Die hügelige Landschaft in dem Distrikt eignet sich für Hinterhalte. Die Bundeswehrpatrouille wurde überfallen, als sie dabei war, eine Straße von Minen zu befreien. Der Angriff fand nicht weit von der Sandbank im Kundus-Fluss statt, auf der auf Befehl eines Bundeswehroberst vor sieben Monaten zwei Tanklaster bombardiert wurden. Der Entscheidung lag die Vermutung zugrunde, die Tanker könnten den Taliban als fahrende Bomben dienen. Damals kamen bis zu 142 Menschen ums Leben, wieviele Zivilisten darunter waren ist bis heute unklar. Auch bei dem Gefecht am Freitag forderte die Bundeswehr Luftunterstützung an. Bomben wurden allerdings nicht abgeworfen.
Über einen verspäteten Racheakt für das Bombardement von Kundus wurde nach dem Gefecht ebenso spekuliert, wie über den Zeitpunkt zu Beginn der Osterfeiertage. Es ist kein Geheimnis, dass die Taliban auf eine möglichst weitreichende Verbreitung ihrer Anschläge in den Medien aus sind, um die deutsche Bevölkerung - die den Bundeswehreinsatz ohnehin skeptisch sieht - weiter zu verunsichern.
Einen Strategiewechsel der Bundeswehr werden sie damit nach Einschätzung der deutschen Soldaten wohl nicht erreichen. "Es ist auch ganz klar, dass die Opfer, die gebracht werden, nicht umsonst sein dürfen", sagte Brigadegeneral Leidenberger.
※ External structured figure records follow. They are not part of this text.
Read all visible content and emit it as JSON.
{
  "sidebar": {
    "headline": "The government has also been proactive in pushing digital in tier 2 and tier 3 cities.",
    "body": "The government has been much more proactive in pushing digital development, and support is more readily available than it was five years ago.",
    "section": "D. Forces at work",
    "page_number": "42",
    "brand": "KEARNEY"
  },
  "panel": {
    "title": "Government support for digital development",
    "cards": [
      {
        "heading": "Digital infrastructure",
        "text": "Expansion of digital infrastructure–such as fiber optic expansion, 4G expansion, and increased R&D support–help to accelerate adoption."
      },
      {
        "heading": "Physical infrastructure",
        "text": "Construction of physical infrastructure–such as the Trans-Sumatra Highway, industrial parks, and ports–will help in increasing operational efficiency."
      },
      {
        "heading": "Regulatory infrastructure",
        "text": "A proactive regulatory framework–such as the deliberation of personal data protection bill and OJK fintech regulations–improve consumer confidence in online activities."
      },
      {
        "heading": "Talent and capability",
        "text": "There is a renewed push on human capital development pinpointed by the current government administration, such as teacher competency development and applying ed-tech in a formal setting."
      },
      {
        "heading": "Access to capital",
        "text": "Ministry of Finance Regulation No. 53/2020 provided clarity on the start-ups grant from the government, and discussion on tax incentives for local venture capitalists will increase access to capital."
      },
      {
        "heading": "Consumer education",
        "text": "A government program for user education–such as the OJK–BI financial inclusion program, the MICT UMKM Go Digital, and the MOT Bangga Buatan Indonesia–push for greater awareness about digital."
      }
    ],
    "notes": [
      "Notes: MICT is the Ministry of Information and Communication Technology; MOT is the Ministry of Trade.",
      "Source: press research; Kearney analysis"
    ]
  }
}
Die Bundeswehr werde ihren Auftrag, die Bevölkerung vor den Taliban zu schützen, weiter durchführen: "Wir werden das zwingend wegstecken. Und wir werden weiter machen und unseren Auftrag ausführen. Dafür hat uns die Bundeswehr hierher geschickt."
Die vier schwer verletzten Deutschen sollten im Tagesverlauf nach Deutschland geflogen werden. Die Trauerfeier in Kundus wird voraussichtlich Anfang der Woche stattfinden.